I don’t mind if Mary – who doesn’t know any gay people apart from that fella who works in Curl Up & Dye and her only knowledge of gay people and their relationships is what she’s picked up from schoolyards,
Coronation Street
and church – sees a report about same-sex marriage and thinks,
Oh, I’m not sure. I don’t think that’s a real marriage
. I can live with that. I’d hope that Mary would get to meet some gay people and find out that we are just the same, just as nice and just as annoying, as everyone else. I’d be happy to sit on the sofa and watch
Coronation Street
with her. And I’d be happy to have a cup of tea with her and talk to her about why she feels uncomfortable with the idea of gay relationships. And I’d hope she’d change her mind. For her own sake as much as anyone else’s, because gay people are as capable of bringing goodness into her life as anyone else. And we could help her with the decorating.
But Mary’s personal, private discomfort with ‘the whole gay thing’ is entirely different from the kind of homophobia that manifests itself in public.

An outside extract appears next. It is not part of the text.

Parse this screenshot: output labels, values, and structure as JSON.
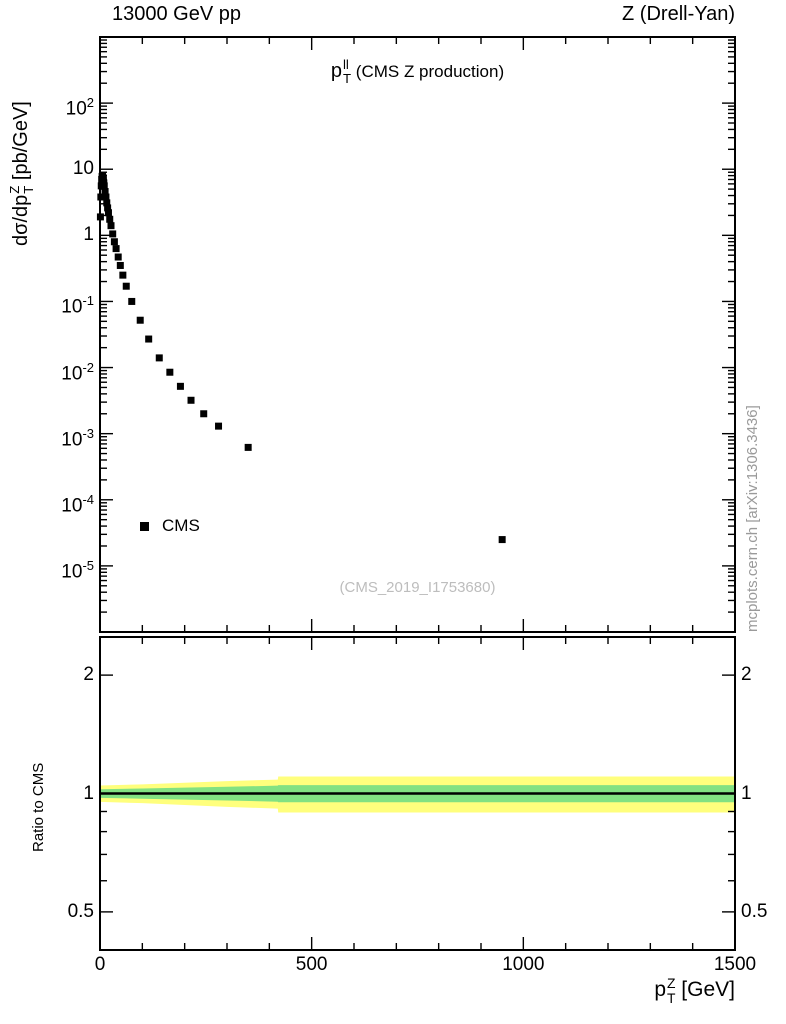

A homophobia that manifests itself in an attempt to have LGBT people treated separately, differently, less. A homophobia that seeks to have LGBT people characterised as less worthy of respect. A homophobia that is enshrined in legislation and ensures that gay people are treated differently from their straight brothers and sisters. That kind of homophobia I
do
have a problem with, and LGBT people should be allowed to call it when they see it. It’s our right to do so.
Religion, of course, has to shoulder much of the blame for our society’s homophobia – most religions teach institutionalised homophobia and hold it up to be an admirable thing. Religion is certainly to blame for almost all of the people who actively campaign against equality for gay people because it gives their homophobia succour. It tells them they are good people as they whip up animus against gay people who are just trying to live their lives. It slaps them on the back as they rally for discrimination. They, of course, vehemently deny it. ‘We don’t hate you!’ they cry. ‘We love you! We love the sinner but hate the sin!’ as if it’s possible to separate the two. You can’t separate the ‘sinner’ from the ‘sin’ when the so-called sin is an intrinsic and essential part of who you are. But no matter, because they will bend over backwards and tie themselves in ever more ridiculous moral and theological knots in an effort to excuse and justify their homophobia.